Translating a dream

I spent the day with owners, engineers and workers at Skallywag Bay in Trinidad. It was my last day this trip to explain the many things I wanted. We trudged back and forth across the site, me with spray bomb and tape measure in hand. My task was to lay out the foundations of the rides, fences and features on the uneven ground and then explain my vision to them as clearly as I could articulate it to them. Behind us a team of surveyors recorded the marks I made in the dirt for they will quickly disappear as construction proceeds. Over the next four weeks they will translate these rough marks into concrete walls, feature footings and a newly imagined hilly terrain. Then I will make a whole new set of marks to build the next features.
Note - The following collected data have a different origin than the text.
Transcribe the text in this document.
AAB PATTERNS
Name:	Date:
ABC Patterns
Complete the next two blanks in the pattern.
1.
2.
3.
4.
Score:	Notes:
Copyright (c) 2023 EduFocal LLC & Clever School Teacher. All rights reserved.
My vision is the same plan for the site I've described and drawn for more than four years. Only now it is finally becoming real. One tiny piece of this giant complex puzzle is the cave that will become the hole twelve of the adventure golf. Above, on the mountain top guests will start their golf game by putting into the back of a giant cannon affectionately named Joe Blow. The difficulty is that no one on site has seen the cannon for it is tucked safely into one of the sealed shipping containers. None of the workers have seen the sketches and drawings, only plans from the architect which are little more than plain lines. The drawings from the architect are constantly being adjusted by the needs of the mechanical and plumbing engineers and myself as I translate my vision into spray marks on the ground. The form builders will simply follow the lines, not knowing what they are building. It takes a little faith on all sides that it will all turn out just fine.